Bazı cümleler vardır ki, bir bakışla geçmişi selamlar, bir işaretle geleceğe yön verir. Mustafa Kemal Atatürk’ün “Hiç şüphesiz ki Antalya dünyanın en güzel yeridir” sözü de işte böyle bir cümledir. Sadece bir coğrafi güzelliği tarif etmez; bir vizyonu, bir öngörüyü, bir millete duyulan güveni ve dünyaya verilmiş bir mesajı barındırır içinde.
Yıl 1930. Genç Cumhuriyet henüz yedi yaşında. Dünya ise ekonomik buhranın gölgesinde kıvranmakta. O dönemde birçok lider, halkına umut vermekte zorlanırken, Atatürk Anadolu’nun güneyinde bir kente bakıyor ve “Dünyanın en güzel yeri” diyor. Bu, yalnızca doğanın büyüsüne kapılmış bir hayranlık ifadesi değil, aynı zamanda Türkiye’nin dünyaya açılma iradesinin, kendi güzelliklerine ve değerlerine duyduğu inancın ifadesidir.
Antalya, o günlerden bugüne sadece turizm cenneti olmakla kalmadı; bir dünya şehri haline geldi. Oysa Atatürk bunu o gün görmüştü. Onun için Antalya, Torosların denizle buluştuğu bir kıyı değil yalnızca; bir medeniyet vitriniydi. Roma’nın mirası Aspendos, Helenistik çağın izlerini taşıyan Perge, Akdeniz’in eşsiz mavisi, portakal çiçeklerinin kokusu… Bütün bu zenginliği, genç Türkiye’nin kültürel ve doğal sermayesi olarak görüyordu. Ve belki de daha önemlisi, bu zenginliği tüm insanlıkla paylaşmaya hazır bir halkın temsilcisiydi.
Bugün dünya markası haline gelen Antalya, yılda milyonlarca turisti ağırlıyor. Bu başarı, sadece doğanın cömertliğine değil; zamanında o güzelliği fark eden, onu koruma altına almayı düşünen ve “burada güreşler yapın, bu antik tiyatro yaşasın” diyen bir öndere borçlu. Atatürk’ün sözünü ettiği güzellik, sadece estetik bir nitelik değil; stratejik bir ufuk, bir kültürel diplomasi vizyonuydu.
Antalya, Türkiye’nin yumuşak gücüdür. Bir milletin, sahip olduğu değerlere ne kadar inandığını gösterdiği yerdir.
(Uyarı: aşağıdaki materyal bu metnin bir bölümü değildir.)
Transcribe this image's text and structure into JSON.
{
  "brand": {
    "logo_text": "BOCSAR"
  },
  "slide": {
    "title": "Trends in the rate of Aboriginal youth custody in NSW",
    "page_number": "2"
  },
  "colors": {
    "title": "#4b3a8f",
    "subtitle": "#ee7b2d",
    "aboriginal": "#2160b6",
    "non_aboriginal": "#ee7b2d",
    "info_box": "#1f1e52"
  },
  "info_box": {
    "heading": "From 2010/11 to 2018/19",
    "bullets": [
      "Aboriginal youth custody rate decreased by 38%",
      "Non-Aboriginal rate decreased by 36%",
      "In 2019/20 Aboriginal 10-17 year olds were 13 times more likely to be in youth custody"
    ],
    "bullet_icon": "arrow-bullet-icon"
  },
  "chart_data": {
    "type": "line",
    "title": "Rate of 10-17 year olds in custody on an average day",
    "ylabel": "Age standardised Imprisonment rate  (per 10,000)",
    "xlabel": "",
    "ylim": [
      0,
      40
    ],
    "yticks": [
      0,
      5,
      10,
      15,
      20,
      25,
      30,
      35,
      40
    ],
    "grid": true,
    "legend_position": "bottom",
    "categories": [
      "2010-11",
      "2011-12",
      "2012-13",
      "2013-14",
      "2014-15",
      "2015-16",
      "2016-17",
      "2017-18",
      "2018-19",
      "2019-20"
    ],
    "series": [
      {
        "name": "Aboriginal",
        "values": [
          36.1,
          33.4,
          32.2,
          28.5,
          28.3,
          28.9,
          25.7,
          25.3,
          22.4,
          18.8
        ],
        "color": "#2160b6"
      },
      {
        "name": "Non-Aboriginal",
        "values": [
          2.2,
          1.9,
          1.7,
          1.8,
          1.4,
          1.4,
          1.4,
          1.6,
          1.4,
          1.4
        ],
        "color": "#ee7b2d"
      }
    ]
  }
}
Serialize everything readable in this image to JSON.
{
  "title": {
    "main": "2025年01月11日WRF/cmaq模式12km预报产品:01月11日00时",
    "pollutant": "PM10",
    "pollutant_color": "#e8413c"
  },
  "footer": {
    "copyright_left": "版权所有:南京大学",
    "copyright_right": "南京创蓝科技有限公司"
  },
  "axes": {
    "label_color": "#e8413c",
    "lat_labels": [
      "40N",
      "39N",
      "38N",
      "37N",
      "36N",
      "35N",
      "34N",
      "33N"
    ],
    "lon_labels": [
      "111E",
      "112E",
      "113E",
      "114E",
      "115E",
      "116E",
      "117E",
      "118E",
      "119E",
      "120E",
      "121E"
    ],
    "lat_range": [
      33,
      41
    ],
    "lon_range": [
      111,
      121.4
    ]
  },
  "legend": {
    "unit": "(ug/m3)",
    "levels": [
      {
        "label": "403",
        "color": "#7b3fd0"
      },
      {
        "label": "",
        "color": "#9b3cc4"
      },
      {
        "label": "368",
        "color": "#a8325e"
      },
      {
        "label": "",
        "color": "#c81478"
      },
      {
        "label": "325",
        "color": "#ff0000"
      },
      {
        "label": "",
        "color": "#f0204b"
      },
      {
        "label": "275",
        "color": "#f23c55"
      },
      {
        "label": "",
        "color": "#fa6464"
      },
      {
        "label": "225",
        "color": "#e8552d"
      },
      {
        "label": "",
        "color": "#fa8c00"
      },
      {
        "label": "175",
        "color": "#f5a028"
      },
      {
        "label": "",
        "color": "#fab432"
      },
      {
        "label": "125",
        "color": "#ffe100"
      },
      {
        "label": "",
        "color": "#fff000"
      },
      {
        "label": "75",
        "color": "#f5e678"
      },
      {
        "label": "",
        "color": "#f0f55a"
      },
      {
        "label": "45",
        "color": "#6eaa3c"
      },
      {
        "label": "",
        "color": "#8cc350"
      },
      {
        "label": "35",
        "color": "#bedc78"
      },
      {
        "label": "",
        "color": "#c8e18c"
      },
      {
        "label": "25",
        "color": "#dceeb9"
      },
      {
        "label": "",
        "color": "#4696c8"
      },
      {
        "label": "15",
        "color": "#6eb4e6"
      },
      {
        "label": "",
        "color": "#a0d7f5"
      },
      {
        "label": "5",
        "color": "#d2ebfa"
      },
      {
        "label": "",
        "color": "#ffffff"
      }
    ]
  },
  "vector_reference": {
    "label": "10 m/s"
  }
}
Atatürk, bu sözüyle hem halkına moral vermiş, hem de dünyaya mesaj yollamıştır: “Bakın bu ülke sadece savaş meydanlarından ibaret değil; burası barışın, kültürün ve güzelliğin de toprağıdır.”
Bugün Antalya’ya baktığımızda hâlâ aynı manzara karşımızda duruyor. Aynı potansiyel, aynı ilham. Yeter ki biz de Atatürk gibi, kendi kentlerimize kendi gözümüzle bakmayı öğrenelim. Güzelliği sadece seyretmekle yetinmeyip onu korumayı, tanıtmayı ve yaşatmayı bir sorumluluk kabul edelim.
Atatürk’ün Antalya’yı “dünyanın en güzel yeri” ilan etmesi bir rastlantı değil, bir gelecek tasarımıydı. O tasarım bugün hâlâ geçerli. Sadece turizmin değil, barışın, medeniyetin ve evrensel kardeşliğin de en güzel yeri olmaya aday bir şehir duruyor karşımızda.
Ve belki de artık bizlerin de aynı cümleyi biraz daha yüksek sesle tekrar etme zamanı gelmiştir:
“Hiç şüphesiz ki Antalya dünyanın en güzel yeridir.”